Indeed, the tango becomes a primary venue for her to express not only the phantasmagorical array of feelings which accompany her healing from grief but the dance’s very essence becomes an avatar of her rapidly shifting healing processes. We observe her pulling this way against certain feelings and people and then that way against the same feelings and people. Her attitudes toward past, present and future sway and dip this way and lurch that way. Her relationships with men, now as a single woman, undulate, morph and do angry battle until she accepts and rejects an altered self coming to life in an altered universe. And like psychoanalysis, the tango does not provide answers but immerses her in a process in which she can heal. I was mesmerized, as I assume most readers will be, by the tempestuous tempos of her mutative tango. Furthermore, as a dancer, we witness her joyful assertion:
I am glad to learn that my grief is my own improvised dance, that I am not supposed to follow a choreography.
And the choreography she creates is replete with so many of the normal human responses to a death. She invites us to witness her irrational beliefs and temporary bursts of insanity that most mourners will recognize, like her searching for Carlos, alive and strolling blithely through town. We discover her bouts of anger, both rational and non-sensical, toward certain old friends including lapsed tango partners, and several of the medical systems she wrestled with during Carlos’ illness. Intense guilt descends periodically, as when we observe her struggle with questioning her love for her husband when she is not as miserable as she thinks she should be. Incongruous self-doubt rears its ugly head in this remarkably strong, assertive and sophisticated professional woman. We see her stumble in some relationships, rejecting some and cherishing others, even in chance encounters. But her wise psychoanalyst accepts and pronounces all as normal shadings of grief. And she knows this and she is soothed.
And, as Beatriz so ably gets across, grief is about the vicissitudes, the unexpected twists and turns, of Kairos.
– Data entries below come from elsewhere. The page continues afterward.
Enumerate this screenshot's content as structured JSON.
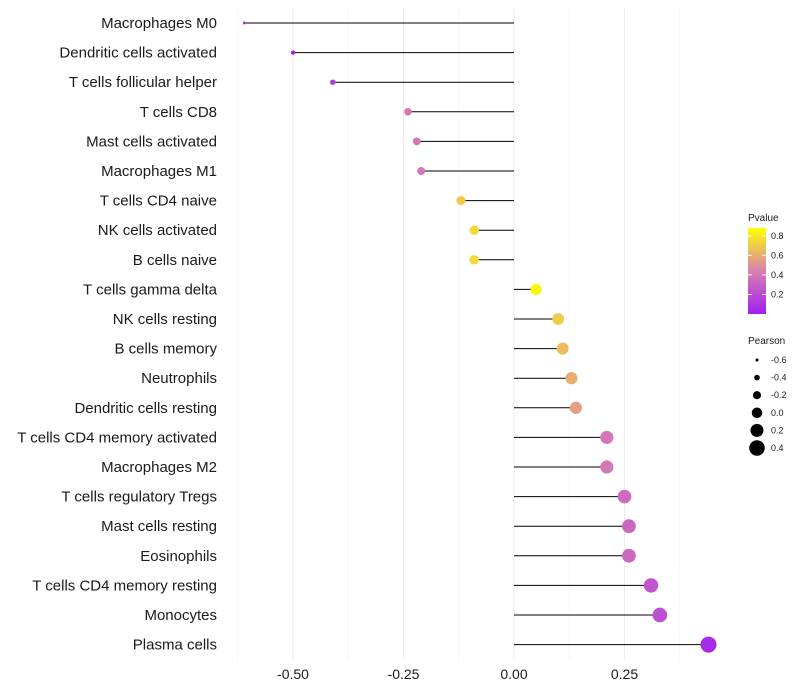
{
  "chart_data": {
    "type": "lollipop",
    "title": "",
    "xlabel": "",
    "ylabel": "",
    "xlim": [
      -0.63,
      0.46
    ],
    "xticks": [
      -0.5,
      -0.25,
      0.0,
      0.25
    ],
    "xtick_labels": [
      "-0.50",
      "-0.25",
      "0.00",
      "0.25"
    ],
    "grid": true,
    "categories": [
      "Macrophages M0",
      "Dendritic cells activated",
      "T cells follicular helper",
      "T cells CD8",
      "Mast cells activated",
      "Macrophages M1",
      "T cells CD4 naive",
      "NK cells activated",
      "B cells naive",
      "T cells gamma delta",
      "NK cells resting",
      "B cells memory",
      "Neutrophils",
      "Dendritic cells resting",
      "T cells CD4 memory activated",
      "Macrophages M2",
      "T cells regulatory  Tregs ",
      "Mast cells resting",
      "Eosinophils",
      "T cells CD4 memory resting",
      "Monocytes",
      "Plasma cells"
    ],
    "pearson": [
      -0.61,
      -0.5,
      -0.41,
      -0.24,
      -0.22,
      -0.21,
      -0.12,
      -0.09,
      -0.09,
      0.05,
      0.1,
      0.11,
      0.13,
      0.14,
      0.21,
      0.21,
      0.25,
      0.26,
      0.26,
      0.31,
      0.33,
      0.44
    ],
    "pvalue": [
      0.05,
      0.03,
      0.12,
      0.4,
      0.4,
      0.4,
      0.7,
      0.75,
      0.75,
      0.85,
      0.7,
      0.65,
      0.6,
      0.55,
      0.4,
      0.4,
      0.35,
      0.33,
      0.33,
      0.25,
      0.22,
      0.05
    ],
    "legend_pvalue": {
      "title": "Pvalue",
      "ticks": [
        0.8,
        0.6,
        0.4,
        0.2
      ],
      "tick_labels": [
        "0.8",
        "0.6",
        "0.4",
        "0.2"
      ],
      "range": [
        0.0,
        0.88
      ],
      "color_low": "#a020f0",
      "color_mid": "#d880b0",
      "color_high": "#ffff00"
    },
    "legend_pearson": {
      "title": "Pearson",
      "values": [
        -0.6,
        -0.4,
        -0.2,
        0.0,
        0.2,
        0.4
      ],
      "labels": [
        "-0.6",
        "-0.4",
        "-0.2",
        "0.0",
        "0.2",
        "0.4"
      ]
    },
    "legend_position": "right"
  }
}
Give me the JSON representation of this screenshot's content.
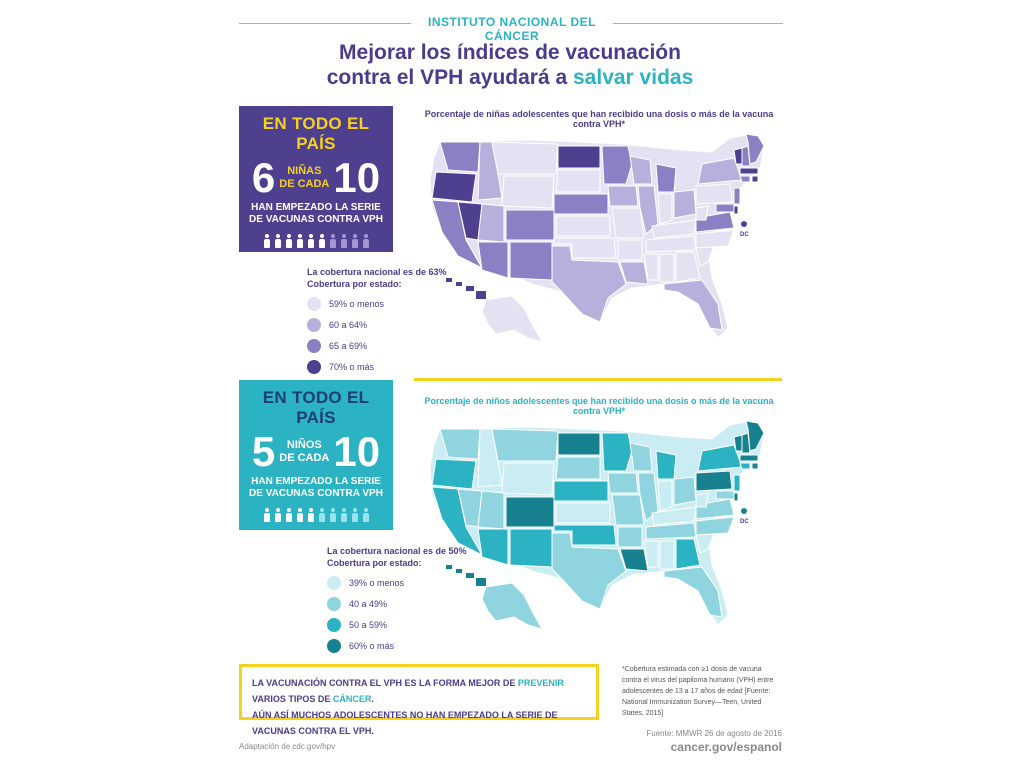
{
  "header": {
    "org": "INSTITUTO NACIONAL DEL CÁNCER",
    "title_line1": "Mejorar los índices de vacunación",
    "title_line2_pre": "contra el VPH ayudará a ",
    "title_line2_hl": "salvar vidas"
  },
  "girls": {
    "title": "EN TODO EL PAÍS",
    "big_left": "6",
    "mid_line1": "NIÑAS",
    "mid_line2": "DE CADA",
    "big_right": "10",
    "sub_line1": "HAN EMPEZADO LA SERIE",
    "sub_line2": "DE VACUNAS CONTRA VPH",
    "figures_on": 6,
    "figures_total": 10,
    "map_caption": "Porcentaje de niñas adolescentes que han recibido una dosis o más de la vacuna contra VPH*",
    "legend_title_line1": "La cobertura nacional es de 63%",
    "legend_title_line2": "Cobertura por estado:",
    "legend": [
      {
        "label": "59% o menos",
        "color": "#e4e2f2"
      },
      {
        "label": "60 a 64%",
        "color": "#b8b0dc"
      },
      {
        "label": "65 a 69%",
        "color": "#8c80c4"
      },
      {
        "label": "70% o más",
        "color": "#4e3f8f"
      }
    ]
  },
  "boys": {
    "title": "EN TODO EL PAÍS",
    "big_left": "5",
    "mid_line1": "NIÑOS",
    "mid_line2": "DE CADA",
    "big_right": "10",
    "sub_line1": "HAN EMPEZADO LA SERIE",
    "sub_line2": "DE VACUNAS CONTRA VPH",
    "figures_on": 5,
    "figures_total": 10,
    "map_caption": "Porcentaje de niños adolescentes que han recibido una dosis o más de la vacuna contra VPH*",
    "legend_title_line1": "La cobertura nacional es de 50%",
    "legend_title_line2": "Cobertura por estado:",
    "legend": [
      {
        "label": "39% o menos",
        "color": "#c9edf2"
      },
      {
        "label": "40 a 49%",
        "color": "#8fd4df"
      },
      {
        "label": "50 a 59%",
        "color": "#2bb3c4"
      },
      {
        "label": "60% o más",
        "color": "#17818f"
      }
    ]
  },
  "map_dc_label": "DC",
  "callout": {
    "l1_a": "LA VACUNACIÓN CONTRA EL VPH ES LA FORMA MEJOR DE ",
    "l1_em1": "PREVENIR",
    "l1_b": " VARIOS TIPOS DE ",
    "l1_em2": "CÁNCER",
    "l1_c": ".",
    "l2": "AÚN ASÍ MUCHOS ADOLESCENTES NO HAN EMPEZADO LA SERIE DE VACUNAS CONTRA EL VPH."
  },
  "footnote": "*Cobertura estimada con ≥1 dosis de vacuna contra el virus del papiloma humano (VPH) entre adolescentes de 13 a 17 años de edad [Fuente: National Immunization Survey—Teen, United States, 2015]",
  "source": "Fuente: MMWR 26 de agosto de 2016",
  "url": "cancer.gov/espanol",
  "adaptation": "Adaptación de cdc.gov/hpv"
}
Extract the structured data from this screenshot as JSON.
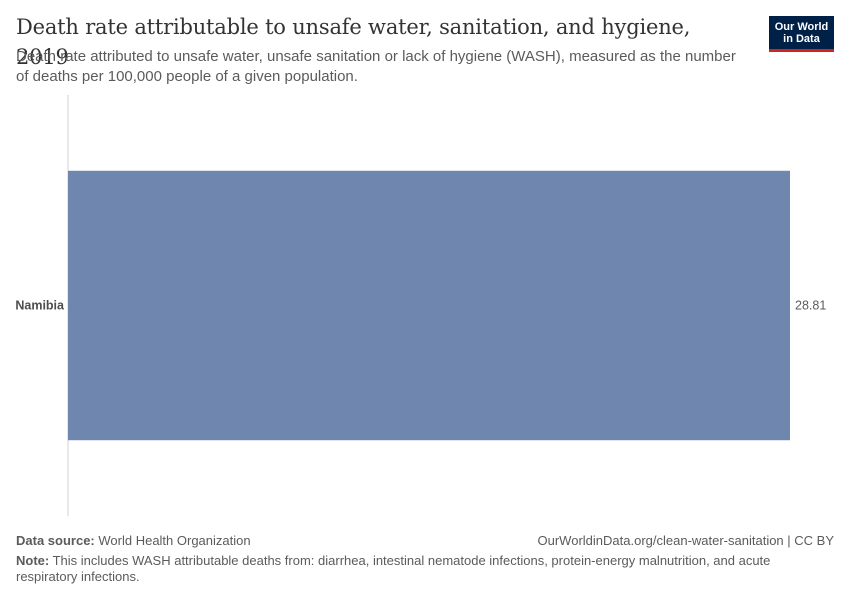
{
  "header": {
    "title": "Death rate attributable to unsafe water, sanitation, and hygiene, 2019",
    "subtitle": "Death rate attributed to unsafe water, unsafe sanitation or lack of hygiene (WASH), measured as the number of deaths per 100,000 people of a given population.",
    "logo_line1": "Our World",
    "logo_line2": "in Data"
  },
  "chart_data": {
    "type": "bar",
    "orientation": "horizontal",
    "title": "Death rate attributable to unsafe water, sanitation, and hygiene, 2019",
    "categories": [
      "Namibia"
    ],
    "values": [
      28.81
    ],
    "value_labels": [
      "28.81"
    ],
    "xlabel": "",
    "ylabel": "",
    "xlim": [
      0,
      28.81
    ],
    "bar_color": "#6f87ae",
    "axis_color": "#d0d0d0"
  },
  "footer": {
    "source_label": "Data source:",
    "source_text": "World Health Organization",
    "url_text": "OurWorldinData.org/clean-water-sanitation | CC BY",
    "note_label": "Note:",
    "note_text": "This includes WASH attributable deaths from: diarrhea, intestinal nematode infections, protein-energy malnutrition, and acute respiratory infections."
  }
}
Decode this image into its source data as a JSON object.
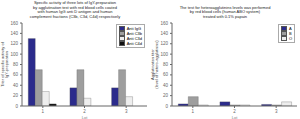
{
  "chart_data": [
    {
      "type": "bar",
      "title": "Specific activity of three lots of IgY-preparation\nby agglutination test with red blood cells coated\nwith human IgG anti D antigen and human\ncomplement fractions (C3b, C3d, C4d) respectively",
      "x_label": "Lot",
      "y_label": "Titer of specific activity of\nIgY-preparation",
      "categories": [
        "1",
        "2",
        "3"
      ],
      "series": [
        {
          "name": "Anti IgG",
          "color": "#2b2b8c",
          "values": [
            130,
            35,
            35
          ]
        },
        {
          "name": "Anti C3b",
          "color": "#9e9e9e",
          "values": [
            70,
            70,
            70
          ]
        },
        {
          "name": "Anti C3d",
          "color": "#eeeeee",
          "values": [
            28,
            15,
            18
          ]
        },
        {
          "name": "Anti C4d",
          "color": "#111111",
          "values": [
            4,
            0,
            0
          ]
        }
      ],
      "ylim": [
        0,
        160
      ],
      "yticks": [
        0,
        20,
        40,
        60,
        80,
        100,
        120,
        140,
        160
      ],
      "grid": false,
      "legend": "upper right"
    },
    {
      "type": "bar",
      "title": "The test for heteroagglutinins levels was performed\nby red blood cells (human ABO system)\ntreated with 0.1% papain",
      "x_label": "Lot",
      "y_label": "Agglutination titer\n(level of hetero-agglutinins)",
      "categories": [
        "1",
        "2",
        "3"
      ],
      "series": [
        {
          "name": "A",
          "color": "#2b2b8c",
          "values": [
            4,
            8,
            3
          ]
        },
        {
          "name": "B",
          "color": "#9e9e9e",
          "values": [
            18,
            2,
            2
          ]
        },
        {
          "name": "O",
          "color": "#eeeeee",
          "values": [
            2,
            2,
            8
          ]
        }
      ],
      "ylim": [
        0,
        160
      ],
      "yticks": [
        0,
        20,
        40,
        60,
        80,
        100,
        120,
        140,
        160
      ],
      "grid": false,
      "legend": "upper right"
    }
  ]
}
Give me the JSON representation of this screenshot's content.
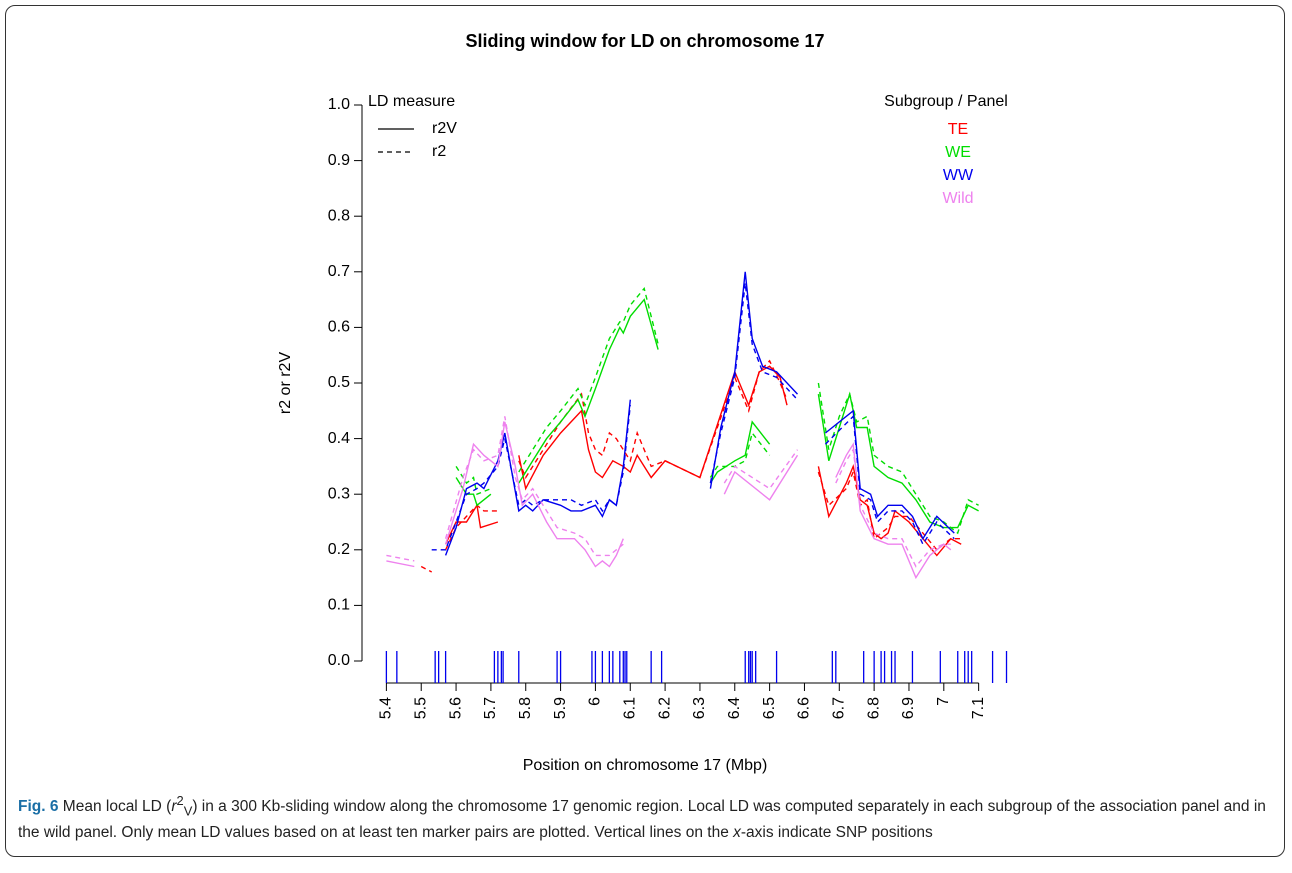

During grief our internal world can seem to enter a time machine whose temporal gauges are shattered, as we swing unpredictably from present to past to future to present and so on. And if mourning is to be successful, this experience also needs to be heard, accepted and respected, again, both by the mourner and the person helping the mourner. Eventually, when mourning is successful the mourner will begin dreaming up new templates and new roads to guide their journey into a future emerging with increasing clarity from behind the mist of grief infused oblivion.
In the Epilogue, which takes place a year later, Beatriz ends her book with an anecdote so wickedly delightful that my trying to retell it could not come close to doing it justice. So I will leave you in suspense. You will have to read the book. But I can say her anecdote captures the essence of her recovery and furthermore underlines how this book can be of enormous help to anyone undergoing the excruciating pain of the loss of a loved one.
Neil Skolnick, Ph.D., is a psychologist/psychoanalyst practicing in New York City. He is a clinical associate professor at the New York University Postdoctoral Program in Psychotherapy and Psychoanalysis. His most recent book, published by Routledge in 2020, is Relational Psychoanalysis and Temporality: Time Out of Mind.
References
Dujovne, B. (2011). In Strangers’ Arms: The Magic of the Tango. Jefferson, NC: McFarland.
Kubler-Ross, E. (1969). On Death and Dying. New York: Routledge.
Romero, S. “Do Argentinians Need Therapy? Pull Up a Couch.” New York Times (2020, March 25).